I've had "asthma" for the last 20 years. I put it in quotes because my doctor says it's not your typical asthma. My large airways are always at 100%, but my small airways are always between 60-70%. My peakflow meter is always in the green zone since they seem to only read the large airway, and I read my Advair mostly helps the large airways. So is there anything that can be done for the small airways? Right now I use Advair once a day (100/50 is the highest I can tolerate without getting sick), and Singulair once a day. They help, but I always have that heavy chest feeling and breathe pretty shallow.
Do I need to see another type of doctor other than an asthma specialist? I don't have allergies, I've been tested. I think this is more genetic.
Do you use a rescue inhaler like Albuterol? Does it help?
What type of asthma doctor have you been seeing?
I used to go to an asthma/ allergy doc. I have since switched to a Pulmonologist. He did some testing that the other doctor didn't. Also, although I have allergies, my asthma is non-allergic. My allergy/ asthma doc kept treating my asthma as if it was allergy related. Sometimes a doctor with a different approach helps. I would ask around to try to get names of good docs in your area if you look for another opinion. It seems like you may need someone with good experience in treating your particular condition.
I have a rescue inhaler, but I hate using it. I'm very sensitive to steroids, and sometimes even one puff will make me shakey or nauseous.
My doctor is an allergy/asthma doctor. She's run out of suggestions for me and I guess has done all she is trained to do, so going to a Pulmonologist might be what I need to do. I may call her office and get recommendations.
One question though. If I'm already taking the most Advair I can take, as well as Singulair, is there something else a Pulmonologist can do? I guess if they take an x-ray they can see if there's something else causing my small airways to always be partially closed up.
Oh, and I've been tested for acid reflux and it was negative. I've tried OTC meds and they don't really make a difference.
I used Flovent by itself before and it made my throat so hoarse, I almost lost my voice. I always thought you weren't supposed to have to use a rescue inhaler more than once a week. My doctor always said if you have to use it more than that, you're not on the right long term medication.
My issue isn't that I have attacks more often, it's that I normally don't breathe well because my small airways are always at 60-70%. I guess I probably need an x-ray. They may naturally be smaller than normal.
Your asthma sounds just like mine. I was diagnosed at 48 years old and I am now 52. I've always had sinus and allergy problems, but started getting colds and bronchitis more often and short of breath.. I have been to 2 asthma specialists and they both say it's definitely asthma. However, I never wheeze or have asthma attacks. I have just a general shortness of breath most of the time. My spirometry tests always show that my small airways are worse than my large. At one time I was at 32% in my small airways! I increased that number to 56% with Advair. My other percentages were OK, not great, but in the 80% range. I am thinking of going to a pulmonologist also. Have you been yet, Tigger?
No, I haven't seen a pulmonologist yet. I've been fighting thyroid disorders this year and have too many medical bills right now to even think about seeing another doctor. I think the thyroid may be causing some of my breathing problems too.

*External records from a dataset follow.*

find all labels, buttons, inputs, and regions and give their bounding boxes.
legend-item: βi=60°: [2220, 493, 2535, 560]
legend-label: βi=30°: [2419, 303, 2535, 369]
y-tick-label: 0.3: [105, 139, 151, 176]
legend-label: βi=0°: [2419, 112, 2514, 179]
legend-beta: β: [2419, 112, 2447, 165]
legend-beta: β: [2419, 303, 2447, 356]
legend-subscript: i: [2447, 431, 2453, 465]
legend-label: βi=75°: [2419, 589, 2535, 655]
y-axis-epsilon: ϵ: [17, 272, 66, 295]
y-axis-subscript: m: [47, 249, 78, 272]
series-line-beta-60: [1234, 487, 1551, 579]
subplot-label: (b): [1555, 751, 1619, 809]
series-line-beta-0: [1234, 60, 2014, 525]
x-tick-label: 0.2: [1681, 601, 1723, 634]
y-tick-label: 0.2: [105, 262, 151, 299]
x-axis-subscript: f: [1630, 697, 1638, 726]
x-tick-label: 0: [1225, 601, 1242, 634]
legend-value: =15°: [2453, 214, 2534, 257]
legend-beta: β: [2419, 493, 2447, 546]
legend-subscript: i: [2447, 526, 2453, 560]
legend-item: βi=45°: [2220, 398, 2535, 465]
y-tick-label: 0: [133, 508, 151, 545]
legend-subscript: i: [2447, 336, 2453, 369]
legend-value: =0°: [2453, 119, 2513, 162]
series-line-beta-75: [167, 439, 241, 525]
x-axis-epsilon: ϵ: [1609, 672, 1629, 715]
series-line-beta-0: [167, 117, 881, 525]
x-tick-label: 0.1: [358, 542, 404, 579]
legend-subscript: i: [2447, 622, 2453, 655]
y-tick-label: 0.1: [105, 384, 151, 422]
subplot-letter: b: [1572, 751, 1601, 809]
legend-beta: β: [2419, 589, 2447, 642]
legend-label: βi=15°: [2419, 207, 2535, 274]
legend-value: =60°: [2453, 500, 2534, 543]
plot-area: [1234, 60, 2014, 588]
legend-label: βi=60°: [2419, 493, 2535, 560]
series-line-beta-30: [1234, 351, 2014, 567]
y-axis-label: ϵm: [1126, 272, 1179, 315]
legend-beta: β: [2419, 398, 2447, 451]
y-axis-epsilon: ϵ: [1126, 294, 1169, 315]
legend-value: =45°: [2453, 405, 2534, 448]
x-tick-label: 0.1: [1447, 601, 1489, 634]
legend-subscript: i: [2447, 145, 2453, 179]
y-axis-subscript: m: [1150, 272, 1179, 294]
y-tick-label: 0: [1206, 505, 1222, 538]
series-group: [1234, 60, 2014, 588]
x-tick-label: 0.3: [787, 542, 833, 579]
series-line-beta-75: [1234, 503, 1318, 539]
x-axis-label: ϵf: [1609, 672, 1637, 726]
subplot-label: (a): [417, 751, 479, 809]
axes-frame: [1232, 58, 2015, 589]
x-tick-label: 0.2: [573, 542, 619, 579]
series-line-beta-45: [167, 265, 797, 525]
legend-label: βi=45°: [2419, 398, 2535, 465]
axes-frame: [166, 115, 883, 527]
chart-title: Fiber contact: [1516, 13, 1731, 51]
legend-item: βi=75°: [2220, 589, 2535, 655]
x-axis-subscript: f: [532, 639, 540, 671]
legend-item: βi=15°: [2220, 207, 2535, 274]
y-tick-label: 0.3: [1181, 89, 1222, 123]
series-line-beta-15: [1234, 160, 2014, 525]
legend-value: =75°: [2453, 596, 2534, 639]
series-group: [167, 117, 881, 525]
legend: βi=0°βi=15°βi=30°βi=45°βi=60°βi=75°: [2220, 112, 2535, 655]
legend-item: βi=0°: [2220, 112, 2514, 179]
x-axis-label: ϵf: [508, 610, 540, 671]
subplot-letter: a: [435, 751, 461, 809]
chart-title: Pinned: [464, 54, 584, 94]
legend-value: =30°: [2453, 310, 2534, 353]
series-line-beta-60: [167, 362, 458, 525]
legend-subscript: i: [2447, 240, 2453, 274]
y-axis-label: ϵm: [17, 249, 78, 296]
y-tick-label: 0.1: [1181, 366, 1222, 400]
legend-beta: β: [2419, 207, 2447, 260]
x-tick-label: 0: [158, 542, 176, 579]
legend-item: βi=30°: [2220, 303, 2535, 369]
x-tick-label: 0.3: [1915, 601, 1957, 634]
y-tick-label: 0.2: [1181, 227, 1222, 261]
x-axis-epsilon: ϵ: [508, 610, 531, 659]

Have you tried a nebulizer? My GP had me get one when I was not recovering well from a flare up, and it did help. SHe said that it helps the medicine get deeper into the lungs than an inhaler can. It worked pretty well for me. Nebulizers can be pretty inexpensive, and the ampoules of albuterol are on the $4 list at various discount stores--the only low-cost asthma drug out there, once cfc inhalers go away completely.